A: Come on…kids are so much better than adults 🙂 ! When I got to dress up in costume for Halloween, play with toddlers on a daily basis, and help walk new parents through both the scariest and most exciting part of their life (new parenthood), the decision became pretty easy for me. It was the only rotation I had in medical school that I would work 12 hour days, work nights, but when I went home each day, I was genuinely happy and couldn’t wait to go back! Kids bring me so much joy. They’re resilient, they’re honest, they’re always wanting to get better…. and most of the time, they do! I also had a great pediatric allergist that helped me control my asthma as a kid and that allowed me to go on to eventually becoming an All-American track athlete at Baylor! The world is yours when you’re a kid, the possibilities are endless. I’m thrilled to be apart of their ever-changing lives. The field of pediatrics isn’t for everyone.
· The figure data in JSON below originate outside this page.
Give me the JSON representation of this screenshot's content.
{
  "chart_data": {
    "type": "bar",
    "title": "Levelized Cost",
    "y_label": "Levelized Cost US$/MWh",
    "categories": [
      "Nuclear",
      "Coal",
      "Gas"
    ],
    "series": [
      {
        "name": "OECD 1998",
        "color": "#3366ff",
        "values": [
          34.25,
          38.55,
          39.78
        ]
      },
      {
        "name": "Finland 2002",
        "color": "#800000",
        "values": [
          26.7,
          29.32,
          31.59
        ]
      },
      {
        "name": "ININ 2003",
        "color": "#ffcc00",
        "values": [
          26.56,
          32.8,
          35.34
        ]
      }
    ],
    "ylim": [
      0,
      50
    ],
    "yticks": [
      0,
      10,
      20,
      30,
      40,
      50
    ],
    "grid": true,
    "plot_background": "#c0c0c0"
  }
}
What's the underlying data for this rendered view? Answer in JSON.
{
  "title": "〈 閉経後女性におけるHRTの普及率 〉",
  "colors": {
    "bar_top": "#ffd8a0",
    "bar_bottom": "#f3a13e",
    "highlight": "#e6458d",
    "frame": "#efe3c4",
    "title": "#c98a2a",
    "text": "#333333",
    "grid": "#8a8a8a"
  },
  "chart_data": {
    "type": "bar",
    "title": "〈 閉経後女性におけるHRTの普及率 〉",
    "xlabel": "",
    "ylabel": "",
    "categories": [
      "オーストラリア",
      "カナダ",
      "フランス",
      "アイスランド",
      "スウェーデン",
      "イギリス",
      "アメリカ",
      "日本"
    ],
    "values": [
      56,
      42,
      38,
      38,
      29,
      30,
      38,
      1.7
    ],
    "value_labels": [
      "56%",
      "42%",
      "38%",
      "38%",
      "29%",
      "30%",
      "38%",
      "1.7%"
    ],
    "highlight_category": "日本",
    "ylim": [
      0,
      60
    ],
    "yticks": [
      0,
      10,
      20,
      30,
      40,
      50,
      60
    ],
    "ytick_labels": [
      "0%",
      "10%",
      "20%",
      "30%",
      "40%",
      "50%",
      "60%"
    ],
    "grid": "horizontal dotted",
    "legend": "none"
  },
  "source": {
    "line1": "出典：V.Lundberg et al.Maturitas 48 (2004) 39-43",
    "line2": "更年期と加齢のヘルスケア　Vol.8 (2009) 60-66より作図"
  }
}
You’ll get spit up on, sneezed on, temper tantrums, and adolescent mood swings. But, there’s nothing else in this world I’d rather be doing.

Q: If you could go back and be a premed student again, what would you do differently

A: This is a tough one. I don’t think I’d do anything differently honestly. I was a premed student-athlete so my experience was a little different. I was a Health Science Studies major with a minor in Medical Humanities. I took all the core science courses required for the MCAT along with courses that showed me the ethical dilemmas of medicine. I took a mission trip to Mexico where I got to work with a physician to provide care to underserved villages and created hypertension screening clinics in my hometown of Kansas City. My best advice would be to get a well-rounded idea of what medicine is like. Volunteer at your nearby hospital. Get out in your community. If you can, get out of the country and view how healthcare is done there. This will help you form your own ideas and opinions about how you’d like to provide care. Also, have fun!!! Medical school is a full-time job and you’ll find yourself reminiscing on your fun “college days” while you’re stuck on night shift lol.

Q: Who is a woman in medicine you look up to and why? 

A: Although not a physician, I have always looked up to my mother. She is a chief radiation therapist for cancer patients and has a way with her patients that I strive for on a daily basis. She is personable, intelligent, and her spirit is so incredibly contagious. She’s a multi-tasker, a leader, and always finds a way to get the job done with a smile on her face. She has worked so hard to get where she’s at and both her and my dad have provided me with all of the love, support, and motivation a daughter could ask for.

Q: As a woman in medicine, specifically a woman of color, have you faced any discrimination (either blatant or more subtle)? What advice do you have for women who go through similar challenges?

A: Being a minority woman in medicine, you often will be either the only woman in the room or the only minority in the room. Sometimes, both. Towards the beginning of my medical education, this was a little daunting. But, as I progressed though medical school I realized I am more than capable, equally intelligent, and just as deserving to be here! Now, I don’t think twice. I am no longer focused on myself, but on the care of my patient. Many times, minority patients will pull me aside or while I’m alone in the room with them tell me how proud they are or how they want to go to medical school one day. No matter what discrimination we may face, we must realize that the picture is so much bigger than that. We must continue to climb, to motivate, and to care for others the only way we know how. There’s should be no room for negativity in our minds. There will always be those who discriminate whether it be race, gender, body size, social class, anything! Unfortunately, that’s not going away anytime soon. We can either let it bring us down or continue to fight in pursuit of our dreams. I choose the latter.


Thank you so much for stopping by our corner of the internet Brit! We wish you the best on your journey.